Не знаю, было ли это из-за влияния моего отца или же от моей собственной лени и высокомерия, но я совершенно забросил церковь и не посещал мессы уже в течение пятнадцати лет. Я всегда был благодарен отцу Вильгельму за неоценимую поддержку, что он оказал мне когда мой отец сражался на войне; однако, переезд в Грац на время учебы, а затем и адвокатская практика здесь, в Линце, моя политическая деятельность и, нужно признать, довольно беспорядочная личная жизнь не оставляла мне достаточно времени, чтобы посещать дом Божий. Когда пришла необходимость найти священника, который поженил бы нас с Лизель, мой выбор естественно пал на отца Вильгельма, который выказал искреннюю радость по поводу такого события, вернувшего ему наконец его блудного сына. Мы провели почти три часа за беседой в день, когда я пришёл спросить его о церемонии, а заодно обсудить всё произошедшее со мной за это время.

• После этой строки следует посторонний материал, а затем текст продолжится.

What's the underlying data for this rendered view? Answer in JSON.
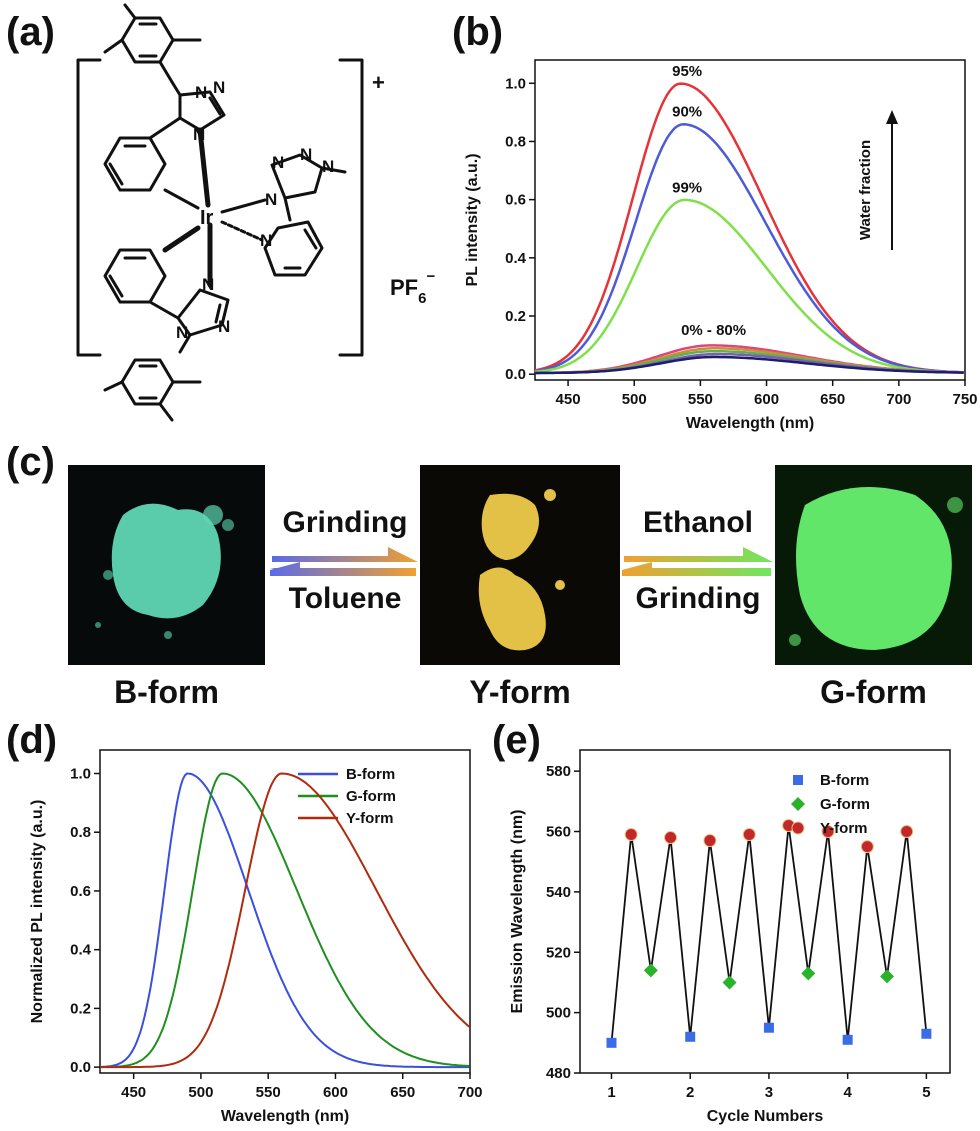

Отец Вильгельм, казалось, был разочарован в том, что я вступил в ряды СС, но тем не менее не дал своему разочарованию волю, как это сделал мой отец, и только спросил меня, нашёл ли я там чего искал. Я неловко пожал плечом, ухмыльнулся смущенно и сказал, что мне казалось, что нашёл. Я сказал, что мне очень нравился Гитлер, и спросил отца Вильгельма, что он думал по поводу всеобщего мнения, что фюрер был послан Германии высшим провидением, чтобы вести новый рейх к тысяче лет процветания. Отец Вильгельм впервые строго на меня посмотрел и спросил, верил ли я сам в это.

— Я, конечно же, не хотел оскорбить вас, сравнивая фюрера с Иисусом Христом, — поспешил заверить его я, не желая расстраивать моего старого друга. — Я только хотел сказать…

Я замолк, потерявшись в собственных словах, потому как понятия не имел, что именно я пытался выразить, повторяя слова, которые вбивали нам в головы наши лидеры, и почувствовал, как стыд начал румянить мне щёки от осознания того, каким жутким святотатством это прозвучало для священника.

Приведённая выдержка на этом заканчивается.